Some believe that there is no reason for this restriction and companies and likewise the shareholders should be fully free in this respect. As I recall, Abu Dhabi authority for the securities & commodities market took this initiative to boost trading and investment activities in the corporate sector..
An important procedural point, in this connection, is that reduction of the capital of any company requires an extra-ordinary general assembly. This means the management of the company is not allowed to purchase the shares unless there is a clear resolution or decision taken at the meeting.
It is important to mention here that increasing the capital (as decreasing the capital) of the company requires, also, according to the provisions of the commercial companies law an extra-ordinary general assembly.
As a rule, and as mentioned, companies are not allowed to purchase their shares unless, and in certain circumstances, for reduction of their capital or its amortization.
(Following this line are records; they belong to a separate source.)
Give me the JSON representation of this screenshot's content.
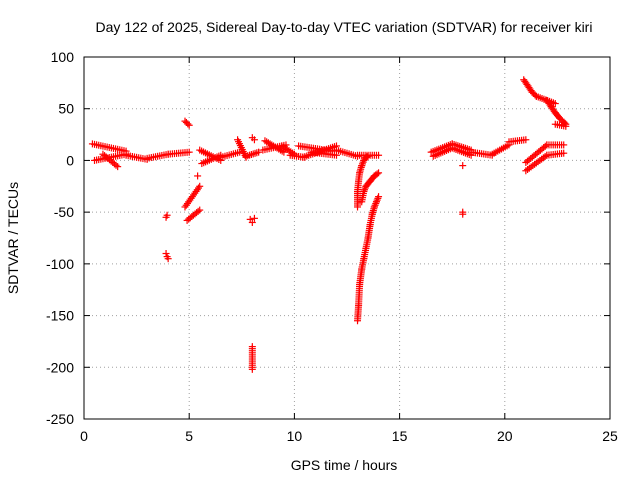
{
  "chart_data": {
    "type": "scatter",
    "title": "Day 122 of 2025, Sidereal Day-to-day VTEC variation (SDTVAR) for receiver kiri",
    "xlabel": "GPS time / hours",
    "ylabel": "SDTVAR / TECUs",
    "xlim": [
      0,
      25
    ],
    "ylim": [
      -250,
      100
    ],
    "xticks": [
      0,
      5,
      10,
      15,
      20,
      25
    ],
    "yticks": [
      -250,
      -200,
      -150,
      -100,
      -50,
      0,
      50,
      100
    ],
    "grid": true,
    "marker": "+",
    "marker_color": "#ff0000",
    "segments": [
      {
        "x0": 0.4,
        "y0": 16,
        "x1": 2.0,
        "y1": 9
      },
      {
        "x0": 0.5,
        "y0": 0,
        "x1": 2.0,
        "y1": 6
      },
      {
        "x0": 0.9,
        "y0": 6,
        "x1": 1.6,
        "y1": -6
      },
      {
        "x0": 2.0,
        "y0": 5,
        "x1": 3.0,
        "y1": 1
      },
      {
        "x0": 3.0,
        "y0": 2,
        "x1": 4.0,
        "y1": 6
      },
      {
        "x0": 4.0,
        "y0": 6,
        "x1": 5.0,
        "y1": 8
      },
      {
        "x0": 4.8,
        "y0": 38,
        "x1": 5.0,
        "y1": 34
      },
      {
        "x0": 4.8,
        "y0": -45,
        "x1": 5.5,
        "y1": -25
      },
      {
        "x0": 4.9,
        "y0": -58,
        "x1": 5.5,
        "y1": -48
      },
      {
        "x0": 5.5,
        "y0": 10,
        "x1": 6.5,
        "y1": 0
      },
      {
        "x0": 5.6,
        "y0": -3,
        "x1": 6.5,
        "y1": 5
      },
      {
        "x0": 6.5,
        "y0": 3,
        "x1": 7.4,
        "y1": 8
      },
      {
        "x0": 7.3,
        "y0": 20,
        "x1": 7.7,
        "y1": 3
      },
      {
        "x0": 7.7,
        "y0": 4,
        "x1": 8.3,
        "y1": 8
      },
      {
        "x0": 8.0,
        "y0": -180,
        "x1": 8.0,
        "y1": -202
      },
      {
        "x0": 8.5,
        "y0": 10,
        "x1": 9.6,
        "y1": 15
      },
      {
        "x0": 8.6,
        "y0": 19,
        "x1": 9.5,
        "y1": 8
      },
      {
        "x0": 9.4,
        "y0": 14,
        "x1": 10.0,
        "y1": 6
      },
      {
        "x0": 9.8,
        "y0": 5,
        "x1": 10.5,
        "y1": 3
      },
      {
        "x0": 10.2,
        "y0": 14,
        "x1": 11.8,
        "y1": 9
      },
      {
        "x0": 10.4,
        "y0": 3,
        "x1": 12.0,
        "y1": 14
      },
      {
        "x0": 10.8,
        "y0": 8,
        "x1": 12.0,
        "y1": 5
      },
      {
        "x0": 12.0,
        "y0": 10,
        "x1": 13.0,
        "y1": 4
      },
      {
        "x0": 13.0,
        "y0": 5,
        "x1": 14.0,
        "y1": 5
      },
      {
        "x0": 16.5,
        "y0": 8,
        "x1": 17.5,
        "y1": 16
      },
      {
        "x0": 16.6,
        "y0": 4,
        "x1": 17.5,
        "y1": 12
      },
      {
        "x0": 17.5,
        "y0": 16,
        "x1": 18.4,
        "y1": 10
      },
      {
        "x0": 17.5,
        "y0": 12,
        "x1": 18.4,
        "y1": 5
      },
      {
        "x0": 18.4,
        "y0": 8,
        "x1": 19.4,
        "y1": 5
      },
      {
        "x0": 19.4,
        "y0": 6,
        "x1": 20.2,
        "y1": 15
      },
      {
        "x0": 20.2,
        "y0": 18,
        "x1": 21.0,
        "y1": 20
      },
      {
        "x0": 21.0,
        "y0": -2,
        "x1": 22.0,
        "y1": 15
      },
      {
        "x0": 21.0,
        "y0": -10,
        "x1": 22.0,
        "y1": 5
      },
      {
        "x0": 22.0,
        "y0": 15,
        "x1": 22.8,
        "y1": 15
      },
      {
        "x0": 22.0,
        "y0": 5,
        "x1": 22.8,
        "y1": 7
      },
      {
        "x0": 21.5,
        "y0": 62,
        "x1": 22.4,
        "y1": 55
      },
      {
        "x0": 22.4,
        "y0": 35,
        "x1": 22.9,
        "y1": 33
      }
    ],
    "curves": [
      {
        "x": [
          20.9,
          21.1,
          21.3,
          21.5
        ],
        "y": [
          78,
          72,
          66,
          62
        ]
      },
      {
        "x": [
          22.0,
          22.2,
          22.4,
          22.6,
          22.8,
          22.9
        ],
        "y": [
          58,
          52,
          46,
          41,
          37,
          35
        ]
      },
      {
        "x": [
          13.0,
          13.0,
          13.05,
          13.1,
          13.2,
          13.3,
          13.4,
          13.5
        ],
        "y": [
          -45,
          -30,
          -20,
          -12,
          -5,
          0,
          3,
          4
        ]
      },
      {
        "x": [
          13.0,
          13.05,
          13.1,
          13.2,
          13.3,
          13.4,
          13.5,
          13.6,
          13.7,
          13.8,
          13.9,
          14.0
        ],
        "y": [
          -155,
          -140,
          -120,
          -105,
          -95,
          -85,
          -75,
          -62,
          -52,
          -45,
          -40,
          -35
        ]
      },
      {
        "x": [
          13.2,
          13.3,
          13.4,
          13.6,
          13.8,
          14.0
        ],
        "y": [
          -40,
          -30,
          -25,
          -20,
          -15,
          -12
        ]
      }
    ],
    "points": [
      {
        "x": 3.9,
        "y": -55
      },
      {
        "x": 3.95,
        "y": -53
      },
      {
        "x": 3.9,
        "y": -90
      },
      {
        "x": 3.95,
        "y": -93
      },
      {
        "x": 4.0,
        "y": -95
      },
      {
        "x": 5.4,
        "y": -15
      },
      {
        "x": 7.9,
        "y": -57
      },
      {
        "x": 8.0,
        "y": -60
      },
      {
        "x": 8.1,
        "y": -56
      },
      {
        "x": 8.0,
        "y": 22
      },
      {
        "x": 8.1,
        "y": 20
      },
      {
        "x": 18.0,
        "y": -52
      },
      {
        "x": 18.0,
        "y": -50
      },
      {
        "x": 18.0,
        "y": -5
      }
    ]
  }
}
However, even if these happened, the shares acquired by the company shall not have voting rights at the general assembly. This provision makes such shares of no material or tangible benefit, because they have no voting powers and shares with no voting powers cannot bite nor play any significant role during meetings or otherwise.
An additional legal restriction on companies is the point that the companies, as an institution, are barred and not allowed to, pledge shares. This right of pledging shares is to be exercised and vested only on shareholders. The commercial companies are not allowed to undertake pledging in relation to shares, almost for the same reasons highlighted above and so as to keep such shares free from any risk whatsoever.
It is important for shareholders to be aware that the company law gives them legal protection against certain actions. This is clear in the law, where it is stated that neither the ordinary general assembly of the company nor the extraordinary general assembly are authorized to take, add or amend any of the legal rights given to the shareholder by the law or the Articles of Association of the company.
The rights protected by the law and the Articles of Association are many, such as the right to attend meetings, to participate in the discussions and ultimately, to exercise the voting powers in proportion to the acquired shares, receive dividends, examine books, question the Board or executive management.. etc. Holding shares and their volume is the cornerstone in this respect and determines the strength of the bond between the company and the current shareholders.